Hamas has close ideological ties to Lebanon's Hezbollah militant group and Egypt's Muslim Brotherhood, which the Mubarak government says is intent on creating an Islamic state in this nation of 82 million people. The brotherhood, which has renounced violence inside Egypt, controls 20% of parliament, but hundreds of its members have been arrested in recent years.

"This bombing belongs to the phenomenon of discontinuous and random terror that occurs on a limited scale," said Mohamed Abdel Salam, an Egyptian security expert. "It is usually perpetrated by a group of individuals who do not belong to any organization, use primitive tools and hit only available targets."

He added: "Definitely, this bombing has to do with the war on Gaza and the animosity aroused against Egypt in the region."

Egypt was shaken by terrorist plots and bombings over the last decade, including a 1997 militant attack that killed 63 people, most of them tourists, in Luxor. That attack temporarily crippled the tourist industry, and was followed by two well-orchestrated assaults, including the 2005 bombings in the resort of Sharm el Sheik that killed more than 60 people. That same year a bombing near the Hussein mosque killed three people: two French citizens and an American.

About 13 million people visited Egypt in 2008, bringing in more than $10.5 billion, making tourism one of the country's most lucrative industries.
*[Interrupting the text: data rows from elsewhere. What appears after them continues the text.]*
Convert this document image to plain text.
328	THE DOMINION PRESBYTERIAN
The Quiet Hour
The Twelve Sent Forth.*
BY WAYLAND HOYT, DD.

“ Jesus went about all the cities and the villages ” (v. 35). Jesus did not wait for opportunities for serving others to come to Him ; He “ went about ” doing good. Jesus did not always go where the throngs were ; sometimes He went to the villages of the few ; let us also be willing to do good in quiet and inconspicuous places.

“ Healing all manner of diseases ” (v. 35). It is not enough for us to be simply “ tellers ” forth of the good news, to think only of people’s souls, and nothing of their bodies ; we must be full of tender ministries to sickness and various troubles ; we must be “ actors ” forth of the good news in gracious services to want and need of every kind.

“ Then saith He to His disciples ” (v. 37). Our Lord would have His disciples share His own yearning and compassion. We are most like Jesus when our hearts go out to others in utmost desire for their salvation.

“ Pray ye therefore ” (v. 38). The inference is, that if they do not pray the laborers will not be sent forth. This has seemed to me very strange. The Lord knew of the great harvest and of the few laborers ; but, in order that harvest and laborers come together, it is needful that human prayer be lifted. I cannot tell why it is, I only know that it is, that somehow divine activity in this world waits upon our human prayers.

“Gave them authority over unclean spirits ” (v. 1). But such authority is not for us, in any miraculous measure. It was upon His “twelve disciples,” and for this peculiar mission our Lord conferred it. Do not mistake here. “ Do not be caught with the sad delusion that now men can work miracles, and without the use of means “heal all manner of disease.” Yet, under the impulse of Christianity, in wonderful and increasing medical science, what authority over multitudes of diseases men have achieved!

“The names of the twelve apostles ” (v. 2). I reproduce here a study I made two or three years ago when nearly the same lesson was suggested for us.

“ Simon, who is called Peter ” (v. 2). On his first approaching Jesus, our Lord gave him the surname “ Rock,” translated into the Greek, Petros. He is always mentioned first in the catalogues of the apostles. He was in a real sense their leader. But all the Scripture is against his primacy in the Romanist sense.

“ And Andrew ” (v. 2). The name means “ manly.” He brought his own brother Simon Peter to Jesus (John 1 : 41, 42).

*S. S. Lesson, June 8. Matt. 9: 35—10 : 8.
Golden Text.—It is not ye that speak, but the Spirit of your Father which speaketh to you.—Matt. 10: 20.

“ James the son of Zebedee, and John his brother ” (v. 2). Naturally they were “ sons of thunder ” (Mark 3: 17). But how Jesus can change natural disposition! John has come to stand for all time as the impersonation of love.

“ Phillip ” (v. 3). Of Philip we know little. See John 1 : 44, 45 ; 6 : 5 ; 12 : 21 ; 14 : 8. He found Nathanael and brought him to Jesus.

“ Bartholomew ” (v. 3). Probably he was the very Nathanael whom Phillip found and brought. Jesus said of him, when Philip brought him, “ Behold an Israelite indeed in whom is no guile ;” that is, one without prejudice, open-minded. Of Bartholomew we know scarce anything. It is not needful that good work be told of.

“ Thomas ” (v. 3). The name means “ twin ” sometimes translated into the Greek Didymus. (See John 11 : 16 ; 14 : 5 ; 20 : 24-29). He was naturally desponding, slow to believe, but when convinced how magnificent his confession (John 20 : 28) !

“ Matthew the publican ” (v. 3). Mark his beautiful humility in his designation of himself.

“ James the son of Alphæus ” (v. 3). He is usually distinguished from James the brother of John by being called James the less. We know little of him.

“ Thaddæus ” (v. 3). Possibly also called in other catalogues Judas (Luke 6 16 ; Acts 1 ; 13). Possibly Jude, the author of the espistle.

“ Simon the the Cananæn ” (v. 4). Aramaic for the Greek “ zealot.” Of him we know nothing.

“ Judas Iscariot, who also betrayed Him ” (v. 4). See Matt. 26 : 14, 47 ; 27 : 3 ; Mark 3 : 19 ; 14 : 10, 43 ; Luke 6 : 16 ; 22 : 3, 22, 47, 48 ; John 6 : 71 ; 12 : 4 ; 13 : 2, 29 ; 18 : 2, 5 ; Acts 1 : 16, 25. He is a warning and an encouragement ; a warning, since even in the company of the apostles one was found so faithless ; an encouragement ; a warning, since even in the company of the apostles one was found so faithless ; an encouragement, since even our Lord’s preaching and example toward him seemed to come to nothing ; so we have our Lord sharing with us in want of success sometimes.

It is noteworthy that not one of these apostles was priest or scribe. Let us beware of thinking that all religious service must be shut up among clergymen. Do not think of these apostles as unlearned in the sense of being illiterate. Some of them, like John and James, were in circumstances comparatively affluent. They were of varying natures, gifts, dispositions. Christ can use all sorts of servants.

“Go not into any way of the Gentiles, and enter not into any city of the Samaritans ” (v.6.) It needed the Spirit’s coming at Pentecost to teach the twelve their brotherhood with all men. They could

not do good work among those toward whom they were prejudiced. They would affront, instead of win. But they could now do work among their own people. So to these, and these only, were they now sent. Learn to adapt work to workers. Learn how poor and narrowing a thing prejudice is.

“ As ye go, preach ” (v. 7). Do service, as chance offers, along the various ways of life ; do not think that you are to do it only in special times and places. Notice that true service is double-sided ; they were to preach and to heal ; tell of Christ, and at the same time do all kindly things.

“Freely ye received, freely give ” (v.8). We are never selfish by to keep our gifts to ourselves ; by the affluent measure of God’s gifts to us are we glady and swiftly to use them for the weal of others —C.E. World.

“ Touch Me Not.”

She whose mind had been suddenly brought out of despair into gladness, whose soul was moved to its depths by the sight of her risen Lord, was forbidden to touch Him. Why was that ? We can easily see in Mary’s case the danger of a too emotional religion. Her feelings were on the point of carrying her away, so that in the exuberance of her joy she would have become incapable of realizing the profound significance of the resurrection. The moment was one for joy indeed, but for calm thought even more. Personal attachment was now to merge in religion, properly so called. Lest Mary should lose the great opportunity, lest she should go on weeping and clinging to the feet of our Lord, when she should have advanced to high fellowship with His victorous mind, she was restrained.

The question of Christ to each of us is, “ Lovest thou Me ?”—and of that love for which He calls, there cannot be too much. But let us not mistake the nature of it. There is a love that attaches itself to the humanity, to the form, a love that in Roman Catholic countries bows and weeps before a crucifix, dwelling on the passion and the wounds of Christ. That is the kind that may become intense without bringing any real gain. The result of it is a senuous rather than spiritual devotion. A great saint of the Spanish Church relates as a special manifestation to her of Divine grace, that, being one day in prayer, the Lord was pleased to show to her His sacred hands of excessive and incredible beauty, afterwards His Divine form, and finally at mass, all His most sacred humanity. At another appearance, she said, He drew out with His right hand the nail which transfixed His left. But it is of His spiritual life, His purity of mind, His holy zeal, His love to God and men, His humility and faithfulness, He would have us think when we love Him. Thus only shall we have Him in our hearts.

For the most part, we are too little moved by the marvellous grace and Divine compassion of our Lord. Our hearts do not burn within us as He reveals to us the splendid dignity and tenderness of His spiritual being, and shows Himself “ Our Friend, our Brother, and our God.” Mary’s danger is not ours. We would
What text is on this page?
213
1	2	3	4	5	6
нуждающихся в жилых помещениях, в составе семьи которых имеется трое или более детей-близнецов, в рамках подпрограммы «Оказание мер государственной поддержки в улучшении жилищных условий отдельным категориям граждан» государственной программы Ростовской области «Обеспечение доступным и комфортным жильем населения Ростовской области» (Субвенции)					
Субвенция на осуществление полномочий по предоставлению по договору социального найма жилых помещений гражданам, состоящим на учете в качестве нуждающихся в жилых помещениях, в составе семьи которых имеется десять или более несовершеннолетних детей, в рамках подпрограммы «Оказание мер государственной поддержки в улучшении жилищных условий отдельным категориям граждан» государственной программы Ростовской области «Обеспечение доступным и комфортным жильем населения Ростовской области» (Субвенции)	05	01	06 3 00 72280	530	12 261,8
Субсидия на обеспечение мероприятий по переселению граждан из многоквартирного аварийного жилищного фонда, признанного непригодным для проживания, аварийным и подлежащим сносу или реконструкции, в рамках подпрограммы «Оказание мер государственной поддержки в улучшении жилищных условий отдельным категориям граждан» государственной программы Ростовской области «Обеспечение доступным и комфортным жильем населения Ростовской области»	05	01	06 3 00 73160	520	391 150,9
On Sunday night, the square outside the mosque, a 12th century shrine dedicated to the prophet Muhammad's grandson, was littered with shattered glass, toppled chairs, scattered marble fragments and strands of yellow police tape. Egyptians and tourists searched for friends and loved ones; the explosion injured 10 Frenchmen, three Saudis, four Egyptians and one German.

"I was praying and I came out and saw a man and a woman lying on the ground," Mahmoud Abdullah Salam said. "The ambulance came and took them away. Just five minutes earlier it was calm and normal, and then it all went upside down."